F.J. - E temos famílias. A nossa vida é mais virada para o dia do que para a noite, senão quando chegamos a casa o choque é muito grande. E precisávamos de praticar nas guitarras... Depois de muito procurar, sem encontrar nada que nos agradasse, estávamos em S. Paulo, no Brasil, e o Zé apareceu com um livro de chorinhos. Tinha dois do Pixinguinha, mas o resto não era dele. Pegámos em duas músicas ao acaso e começámos a tocar. Um deles chama-se «Chorando em S.Paulo», o que fazia sentido, e imediatamente sentimos empatia com aquela música e que era uma boa matéria-prima. Aquilo dava-nos espaço para imaginar coisas e funcionava bem com os nossos dois instrumentos. No meio do livro estava o «Carinhoso», do Pixinguinha, e isso foi definitivo. O tema bateu de uma maneira! No dia seguinte voltámos à mesma loja e comprámos um livro só com coisas do Pixinguinha. Isto foi o início do processo.

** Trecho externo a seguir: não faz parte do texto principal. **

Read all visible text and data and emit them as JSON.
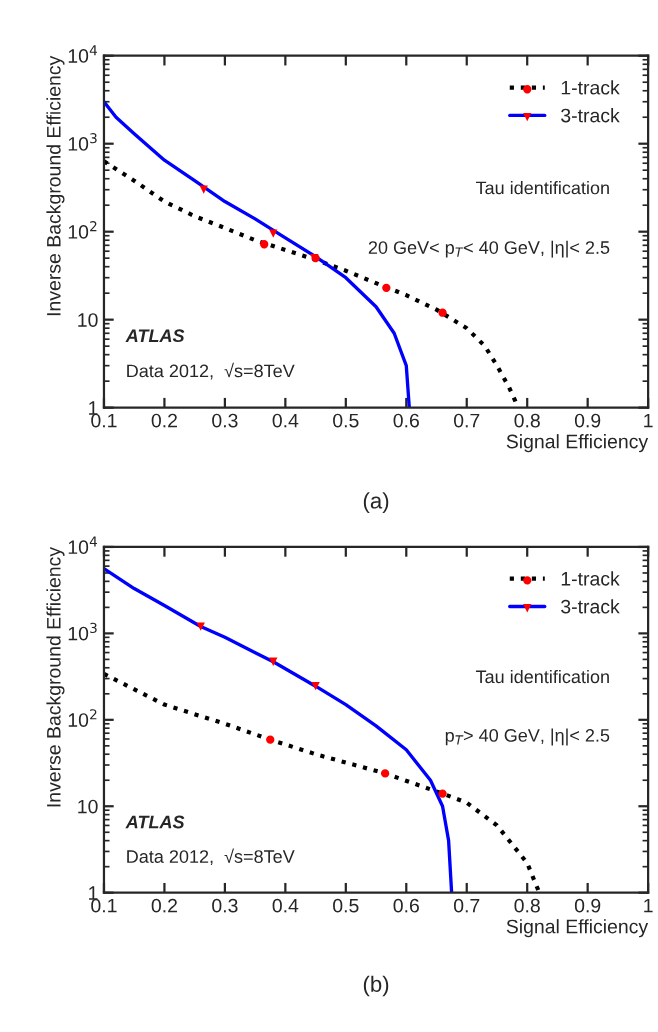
{
  "chart_data": [
    {
      "type": "line",
      "xlabel": "Signal Efficiency",
      "ylabel": "Inverse Background Efficiency",
      "log": "y",
      "xlim": [
        0.1,
        1
      ],
      "ylim": [
        1,
        10000
      ],
      "xticks": [
        0.1,
        0.2,
        0.3,
        0.4,
        0.5,
        0.6,
        0.7,
        0.8,
        0.9,
        1
      ],
      "yticks": [
        1,
        10,
        {
          "value": 100,
          "label": "10$^{2}$"
        },
        {
          "value": 1000,
          "label": "10$^{3}$"
        },
        {
          "value": 10000,
          "label": "10$^{4}$"
        }
      ],
      "legend": "top right",
      "grid": false,
      "annotations": [
        "Tau identification",
        "20 GeV< p$_{T}$< 40 GeV, |η|< 2.5",
        "ATLAS",
        "Data 2012,  √s=8TeV",
        "(a)"
      ],
      "series": [
        {
          "name": "1-track",
          "color": "#000000",
          "line_style": "dotted",
          "marker": "none",
          "x": [
            0.1,
            0.15,
            0.2,
            0.25,
            0.3,
            0.35,
            0.4,
            0.45,
            0.5,
            0.55,
            0.6,
            0.65,
            0.7,
            0.73,
            0.75,
            0.77,
            0.78,
            0.785
          ],
          "values": [
            630,
            380,
            220,
            150,
            110,
            80,
            62,
            48,
            36,
            26,
            19,
            13,
            8,
            5,
            3,
            1.7,
            1.2,
            1
          ]
        },
        {
          "type": "scatter",
          "color": "#ff0000",
          "marker": "circle",
          "x": [
            0.365,
            0.45,
            0.567,
            0.66
          ],
          "values": [
            72,
            50,
            23,
            12
          ]
        },
        {
          "name": "3-track",
          "color": "#0000ff",
          "line_style": "solid",
          "marker": "none",
          "x": [
            0.1,
            0.12,
            0.15,
            0.2,
            0.25,
            0.3,
            0.35,
            0.4,
            0.45,
            0.5,
            0.55,
            0.58,
            0.6,
            0.605
          ],
          "values": [
            3000,
            2000,
            1300,
            650,
            380,
            220,
            140,
            85,
            52,
            30,
            14,
            7,
            3,
            1
          ]
        },
        {
          "type": "scatter",
          "color": "#ff0000",
          "marker": "triangle",
          "x": [
            0.265,
            0.38,
            0.448
          ],
          "values": [
            300,
            95,
            50
          ]
        }
      ]
    },
    {
      "type": "line",
      "xlabel": "Signal Efficiency",
      "ylabel": "Inverse Background Efficiency",
      "log": "y",
      "xlim": [
        0.1,
        1
      ],
      "ylim": [
        1,
        10000
      ],
      "xticks": [
        0.1,
        0.2,
        0.3,
        0.4,
        0.5,
        0.6,
        0.7,
        0.8,
        0.9,
        1
      ],
      "yticks": [
        1,
        10,
        {
          "value": 100,
          "label": "10$^{2}$"
        },
        {
          "value": 1000,
          "label": "10$^{3}$"
        },
        {
          "value": 10000,
          "label": "10$^{4}$"
        }
      ],
      "legend": "top right",
      "grid": false,
      "annotations": [
        "Tau identification",
        "p$_{T}$> 40 GeV, |η|< 2.5",
        "ATLAS",
        "Data 2012,  √s=8TeV",
        "(b)"
      ],
      "series": [
        {
          "name": "1-track",
          "color": "#000000",
          "line_style": "dotted",
          "marker": "none",
          "x": [
            0.1,
            0.2,
            0.3,
            0.375,
            0.45,
            0.565,
            0.66,
            0.7,
            0.75,
            0.8,
            0.82
          ],
          "values": [
            340,
            150,
            90,
            59,
            40,
            24,
            14,
            11,
            6,
            2.2,
            1
          ]
        },
        {
          "type": "scatter",
          "color": "#ff0000",
          "marker": "circle",
          "x": [
            0.375,
            0.565,
            0.66
          ],
          "values": [
            59,
            24,
            14
          ]
        },
        {
          "name": "3-track",
          "color": "#0000ff",
          "line_style": "solid",
          "marker": "none",
          "x": [
            0.1,
            0.15,
            0.2,
            0.26,
            0.3,
            0.38,
            0.45,
            0.5,
            0.55,
            0.6,
            0.64,
            0.66,
            0.67,
            0.675
          ],
          "values": [
            5600,
            3300,
            2100,
            1200,
            900,
            470,
            245,
            150,
            85,
            45,
            20,
            10,
            4,
            1
          ]
        },
        {
          "type": "scatter",
          "color": "#ff0000",
          "marker": "triangle",
          "x": [
            0.26,
            0.38,
            0.45
          ],
          "values": [
            1200,
            470,
            245
          ]
        }
      ]
    }
  ]
}
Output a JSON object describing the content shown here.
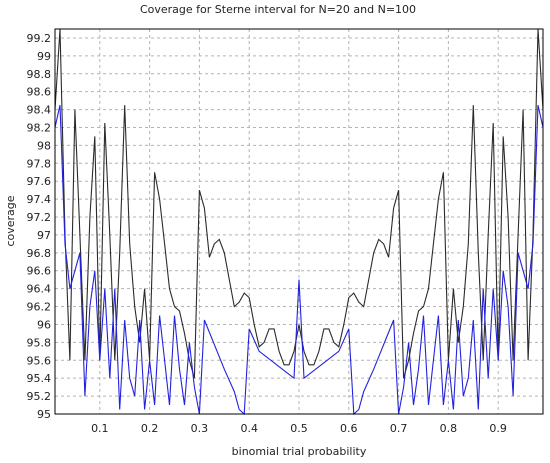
{
  "chart_data": {
    "type": "line",
    "title": "Coverage for Sterne interval for N=20 and N=100",
    "xlabel": "binomial trial probability",
    "ylabel": "coverage",
    "xlim": [
      0.01,
      0.99
    ],
    "ylim": [
      95,
      99.3
    ],
    "x_ticks": [
      "0.1",
      "0.2",
      "0.3",
      "0.4",
      "0.5",
      "0.6",
      "0.7",
      "0.8",
      "0.9"
    ],
    "y_ticks": [
      "95",
      "95.2",
      "95.4",
      "95.6",
      "95.8",
      "96",
      "96.2",
      "96.4",
      "96.6",
      "96.8",
      "97",
      "97.2",
      "97.4",
      "97.6",
      "97.8",
      "98",
      "98.2",
      "98.4",
      "98.6",
      "98.8",
      "99",
      "99.2"
    ],
    "grid": true,
    "legend": "none",
    "series": [
      {
        "color": "#2b2b2b",
        "x": [
          0.01,
          0.02,
          0.03,
          0.04,
          0.05,
          0.06,
          0.07,
          0.08,
          0.09,
          0.1,
          0.11,
          0.12,
          0.13,
          0.14,
          0.15,
          0.16,
          0.17,
          0.18,
          0.19,
          0.2,
          0.21,
          0.22,
          0.23,
          0.24,
          0.25,
          0.26,
          0.27,
          0.28,
          0.29,
          0.3,
          0.31,
          0.32,
          0.33,
          0.34,
          0.35,
          0.36,
          0.37,
          0.38,
          0.39,
          0.4,
          0.41,
          0.42,
          0.43,
          0.44,
          0.45,
          0.46,
          0.47,
          0.48,
          0.49,
          0.5,
          0.51,
          0.52,
          0.53,
          0.54,
          0.55,
          0.56,
          0.57,
          0.58,
          0.59,
          0.6,
          0.61,
          0.62,
          0.63,
          0.64,
          0.65,
          0.66,
          0.67,
          0.68,
          0.69,
          0.7,
          0.71,
          0.72,
          0.73,
          0.74,
          0.75,
          0.76,
          0.77,
          0.78,
          0.79,
          0.8,
          0.81,
          0.82,
          0.83,
          0.84,
          0.85,
          0.86,
          0.87,
          0.88,
          0.89,
          0.9,
          0.91,
          0.92,
          0.93,
          0.94,
          0.95,
          0.96,
          0.97,
          0.98,
          0.99
        ],
        "values": [
          98.4,
          99.3,
          97.0,
          95.6,
          98.4,
          97.0,
          95.6,
          97.2,
          98.1,
          95.6,
          98.25,
          97.0,
          95.6,
          96.8,
          98.45,
          96.9,
          96.2,
          95.8,
          96.4,
          95.6,
          97.7,
          97.4,
          96.9,
          96.4,
          96.2,
          96.15,
          95.9,
          95.6,
          95.4,
          97.5,
          97.3,
          96.75,
          96.9,
          96.95,
          96.8,
          96.5,
          96.2,
          96.25,
          96.35,
          96.3,
          96.0,
          95.75,
          95.8,
          95.95,
          95.95,
          95.7,
          95.55,
          95.55,
          95.7,
          96.0,
          95.7,
          95.55,
          95.55,
          95.7,
          95.95,
          95.95,
          95.8,
          95.75,
          96.0,
          96.3,
          96.35,
          96.25,
          96.2,
          96.5,
          96.8,
          96.95,
          96.9,
          96.75,
          97.3,
          97.5,
          95.4,
          95.6,
          95.9,
          96.15,
          96.2,
          96.4,
          96.9,
          97.4,
          97.7,
          95.6,
          96.4,
          95.8,
          96.2,
          96.9,
          98.45,
          96.8,
          95.6,
          97.0,
          98.25,
          95.6,
          98.1,
          97.2,
          95.6,
          97.0,
          98.4,
          95.6,
          97.0,
          99.3,
          98.4
        ]
      },
      {
        "color": "#2222dd",
        "x": [
          0.01,
          0.02,
          0.03,
          0.04,
          0.05,
          0.06,
          0.07,
          0.08,
          0.09,
          0.1,
          0.11,
          0.12,
          0.13,
          0.14,
          0.15,
          0.16,
          0.17,
          0.18,
          0.19,
          0.2,
          0.21,
          0.22,
          0.23,
          0.24,
          0.25,
          0.26,
          0.27,
          0.28,
          0.29,
          0.3,
          0.31,
          0.35,
          0.37,
          0.38,
          0.39,
          0.4,
          0.42,
          0.49,
          0.5,
          0.51,
          0.58,
          0.6,
          0.61,
          0.62,
          0.63,
          0.65,
          0.69,
          0.7,
          0.71,
          0.72,
          0.73,
          0.74,
          0.75,
          0.76,
          0.77,
          0.78,
          0.79,
          0.8,
          0.81,
          0.82,
          0.83,
          0.84,
          0.85,
          0.86,
          0.87,
          0.88,
          0.89,
          0.9,
          0.91,
          0.92,
          0.93,
          0.94,
          0.95,
          0.96,
          0.97,
          0.98,
          0.99
        ],
        "values": [
          98.2,
          98.45,
          96.9,
          96.4,
          96.6,
          96.8,
          95.2,
          96.2,
          96.6,
          95.6,
          96.4,
          95.4,
          96.4,
          95.05,
          96.05,
          95.4,
          95.2,
          96.05,
          95.05,
          95.6,
          95.1,
          96.1,
          95.6,
          95.1,
          96.1,
          95.5,
          95.1,
          95.8,
          95.3,
          95.0,
          96.05,
          95.5,
          95.25,
          95.05,
          95.0,
          95.95,
          95.7,
          95.4,
          96.5,
          95.4,
          95.7,
          95.95,
          95.0,
          95.05,
          95.25,
          95.5,
          96.05,
          95.0,
          95.3,
          95.8,
          95.1,
          95.5,
          96.1,
          95.1,
          95.6,
          96.1,
          95.1,
          95.6,
          95.05,
          96.05,
          95.2,
          95.4,
          96.05,
          95.05,
          96.4,
          95.4,
          96.4,
          95.6,
          96.6,
          96.2,
          95.2,
          96.8,
          96.6,
          96.4,
          96.9,
          98.45,
          98.2
        ]
      }
    ]
  }
}
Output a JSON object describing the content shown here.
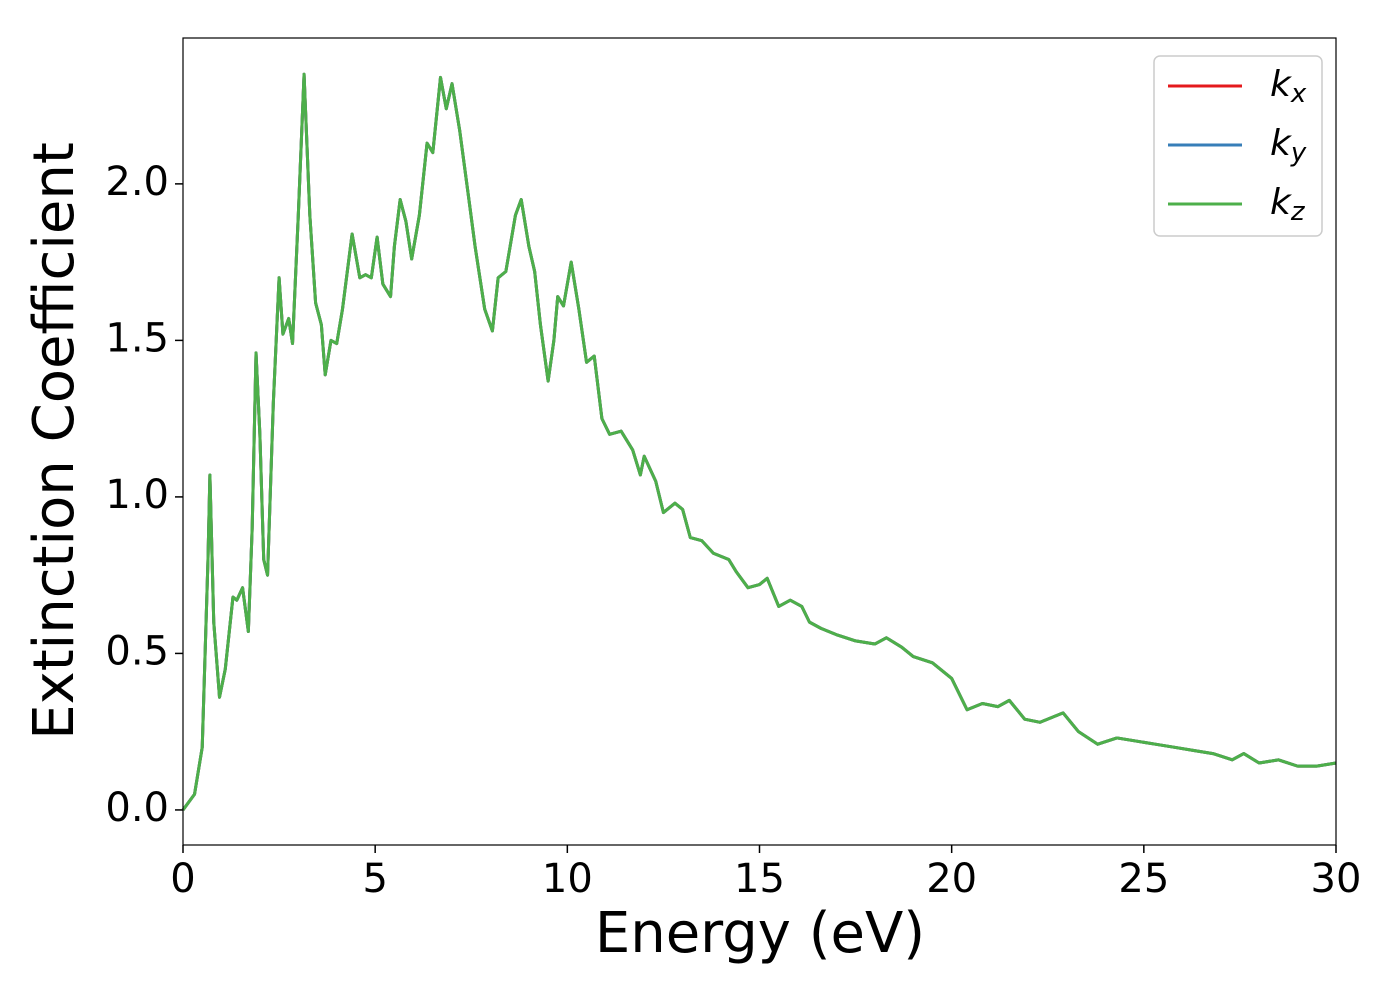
{
  "chart_data": {
    "type": "line",
    "xlabel": "Energy (eV)",
    "ylabel": "Extinction Coefficient",
    "x": [
      0,
      0.3,
      0.5,
      0.65,
      0.7,
      0.8,
      0.95,
      1.1,
      1.3,
      1.4,
      1.55,
      1.7,
      1.8,
      1.9,
      2.0,
      2.1,
      2.2,
      2.35,
      2.5,
      2.6,
      2.75,
      2.85,
      3.0,
      3.15,
      3.3,
      3.45,
      3.6,
      3.7,
      3.85,
      4.0,
      4.15,
      4.4,
      4.6,
      4.75,
      4.9,
      5.05,
      5.2,
      5.4,
      5.5,
      5.65,
      5.8,
      5.95,
      6.15,
      6.35,
      6.5,
      6.7,
      6.85,
      7.0,
      7.2,
      7.45,
      7.6,
      7.85,
      8.05,
      8.2,
      8.4,
      8.65,
      8.8,
      9.0,
      9.15,
      9.3,
      9.5,
      9.65,
      9.75,
      9.9,
      10.1,
      10.3,
      10.5,
      10.7,
      10.9,
      11.1,
      11.4,
      11.7,
      11.9,
      12.0,
      12.3,
      12.5,
      12.8,
      13.0,
      13.2,
      13.5,
      13.8,
      14.2,
      14.4,
      14.7,
      15.0,
      15.2,
      15.5,
      15.8,
      16.1,
      16.3,
      16.6,
      17.0,
      17.5,
      18.0,
      18.3,
      18.7,
      19.0,
      19.5,
      20.0,
      20.4,
      20.8,
      21.2,
      21.5,
      21.9,
      22.3,
      22.9,
      23.3,
      23.8,
      24.3,
      24.8,
      25.3,
      25.8,
      26.3,
      26.8,
      27.3,
      27.6,
      28.0,
      28.5,
      29.0,
      29.5,
      30.0
    ],
    "series": [
      {
        "name": "kx",
        "color": "#e41a1c",
        "values": [
          0.0,
          0.05,
          0.2,
          0.8,
          1.07,
          0.6,
          0.36,
          0.45,
          0.68,
          0.67,
          0.71,
          0.57,
          0.9,
          1.46,
          1.2,
          0.8,
          0.75,
          1.3,
          1.7,
          1.52,
          1.57,
          1.49,
          1.9,
          2.35,
          1.9,
          1.62,
          1.55,
          1.39,
          1.5,
          1.49,
          1.6,
          1.84,
          1.7,
          1.71,
          1.7,
          1.83,
          1.68,
          1.64,
          1.8,
          1.95,
          1.88,
          1.76,
          1.9,
          2.13,
          2.1,
          2.34,
          2.24,
          2.32,
          2.17,
          1.94,
          1.8,
          1.6,
          1.53,
          1.7,
          1.72,
          1.9,
          1.95,
          1.8,
          1.72,
          1.55,
          1.37,
          1.5,
          1.64,
          1.61,
          1.75,
          1.6,
          1.43,
          1.45,
          1.25,
          1.2,
          1.21,
          1.15,
          1.07,
          1.13,
          1.05,
          0.95,
          0.98,
          0.96,
          0.87,
          0.86,
          0.82,
          0.8,
          0.76,
          0.71,
          0.72,
          0.74,
          0.65,
          0.67,
          0.65,
          0.6,
          0.58,
          0.56,
          0.54,
          0.53,
          0.55,
          0.52,
          0.49,
          0.47,
          0.42,
          0.32,
          0.34,
          0.33,
          0.35,
          0.29,
          0.28,
          0.31,
          0.25,
          0.21,
          0.23,
          0.22,
          0.21,
          0.2,
          0.19,
          0.18,
          0.16,
          0.18,
          0.15,
          0.16,
          0.14,
          0.14,
          0.15
        ]
      },
      {
        "name": "ky",
        "color": "#377eb8",
        "values": [
          0.0,
          0.05,
          0.2,
          0.8,
          1.07,
          0.6,
          0.36,
          0.45,
          0.68,
          0.67,
          0.71,
          0.57,
          0.9,
          1.46,
          1.2,
          0.8,
          0.75,
          1.3,
          1.7,
          1.52,
          1.57,
          1.49,
          1.9,
          2.35,
          1.9,
          1.62,
          1.55,
          1.39,
          1.5,
          1.49,
          1.6,
          1.84,
          1.7,
          1.71,
          1.7,
          1.83,
          1.68,
          1.64,
          1.8,
          1.95,
          1.88,
          1.76,
          1.9,
          2.13,
          2.1,
          2.34,
          2.24,
          2.32,
          2.17,
          1.94,
          1.8,
          1.6,
          1.53,
          1.7,
          1.72,
          1.9,
          1.95,
          1.8,
          1.72,
          1.55,
          1.37,
          1.5,
          1.64,
          1.61,
          1.75,
          1.6,
          1.43,
          1.45,
          1.25,
          1.2,
          1.21,
          1.15,
          1.07,
          1.13,
          1.05,
          0.95,
          0.98,
          0.96,
          0.87,
          0.86,
          0.82,
          0.8,
          0.76,
          0.71,
          0.72,
          0.74,
          0.65,
          0.67,
          0.65,
          0.6,
          0.58,
          0.56,
          0.54,
          0.53,
          0.55,
          0.52,
          0.49,
          0.47,
          0.42,
          0.32,
          0.34,
          0.33,
          0.35,
          0.29,
          0.28,
          0.31,
          0.25,
          0.21,
          0.23,
          0.22,
          0.21,
          0.2,
          0.19,
          0.18,
          0.16,
          0.18,
          0.15,
          0.16,
          0.14,
          0.14,
          0.15
        ]
      },
      {
        "name": "kz",
        "color": "#4daf4a",
        "values": [
          0.0,
          0.05,
          0.2,
          0.8,
          1.07,
          0.6,
          0.36,
          0.45,
          0.68,
          0.67,
          0.71,
          0.57,
          0.9,
          1.46,
          1.2,
          0.8,
          0.75,
          1.3,
          1.7,
          1.52,
          1.57,
          1.49,
          1.9,
          2.35,
          1.9,
          1.62,
          1.55,
          1.39,
          1.5,
          1.49,
          1.6,
          1.84,
          1.7,
          1.71,
          1.7,
          1.83,
          1.68,
          1.64,
          1.8,
          1.95,
          1.88,
          1.76,
          1.9,
          2.13,
          2.1,
          2.34,
          2.24,
          2.32,
          2.17,
          1.94,
          1.8,
          1.6,
          1.53,
          1.7,
          1.72,
          1.9,
          1.95,
          1.8,
          1.72,
          1.55,
          1.37,
          1.5,
          1.64,
          1.61,
          1.75,
          1.6,
          1.43,
          1.45,
          1.25,
          1.2,
          1.21,
          1.15,
          1.07,
          1.13,
          1.05,
          0.95,
          0.98,
          0.96,
          0.87,
          0.86,
          0.82,
          0.8,
          0.76,
          0.71,
          0.72,
          0.74,
          0.65,
          0.67,
          0.65,
          0.6,
          0.58,
          0.56,
          0.54,
          0.53,
          0.55,
          0.52,
          0.49,
          0.47,
          0.42,
          0.32,
          0.34,
          0.33,
          0.35,
          0.29,
          0.28,
          0.31,
          0.25,
          0.21,
          0.23,
          0.22,
          0.21,
          0.2,
          0.19,
          0.18,
          0.16,
          0.18,
          0.15,
          0.16,
          0.14,
          0.14,
          0.15
        ]
      }
    ],
    "xlim": [
      0,
      30
    ],
    "xticks": [
      0,
      5,
      10,
      15,
      20,
      25,
      30
    ],
    "ylim": [
      -0.112,
      2.466
    ],
    "yticks": [
      {
        "value": 0,
        "label": "0.0"
      },
      0.5,
      {
        "value": 1,
        "label": "1.0"
      },
      1.5,
      {
        "value": 2,
        "label": "2.0"
      }
    ],
    "grid": false,
    "legend": "upper right"
  }
}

J.P. - A revelação dessa música fez-nos procurar mais coisas dele. Não houve qualquer ideia prévia, do género «vamos tocar Pixinguinha».
Querem falar um pouco da importância do Pixinguinha no contexto da música brasileira? A obra dele, cá, não é muito conhecida...
J.P. - E nós também fomos constatando a sua importância à medida que íamos descobrindo a música dele. O Pixinguinha é uma figura incontornável na música brasileira, sendo considerado por muitos como o pai da música popular brasileira. Antes do Pixinguinha, a composição e orquestração eram muito importadas da Europa ou da América. E o Pixinguinha deu-lhe um carácter regional, brasileiro, que até aí não tinha. Há como que uma divisão temporal - Antes de Pixinguinha e Depois de Pixinguinha.
Pode dizer-se, então, que o Pixinguinha deu «brasileiridade» à música brasileira?
J.P. - Exacto. E ele conjugava esse talento de compositor e orquestrador com o de instrumentista. De tal maneira que influenciou definitivamente muitos outros músicos brasileiros nestas três áreas. Também era muito bom improvisador. Ele sintetizou o choro, a forma do choro, naquilo que ele se tornou, estando também na génese de vários movimentos musicais, como a bossa-nova. Todos foram beber ao Pixinguinha. O Hermeto Pascoal, o Egberto Gismonti... E até um compositor erudito como o Villa-Lobos dizia que o mestre dele era o Pixinguinha.
F.J. - O Villa-Lobos dizia que tinha sido formado na Universidade de Pixinguinha. Ele foi o primeiro brasileiro a levar a música brasileira para fora do Brasil. Com excelentes críticas em França - era para ficar a tocar um mês em Paris, ficou seis.
Vocês encontram algum ponto de contacto entre o chorinho e a música portuguesa, nomeadamente o fado?
F.J - Não, não me parece. Há muitas teorias sobre a génese do fado e há uma, especificamente, sobre as ligações do fado ao Brasil. Mas provavelmente o fado não tem uma origem, tem várias. E não há nenhuma teoria definitiva.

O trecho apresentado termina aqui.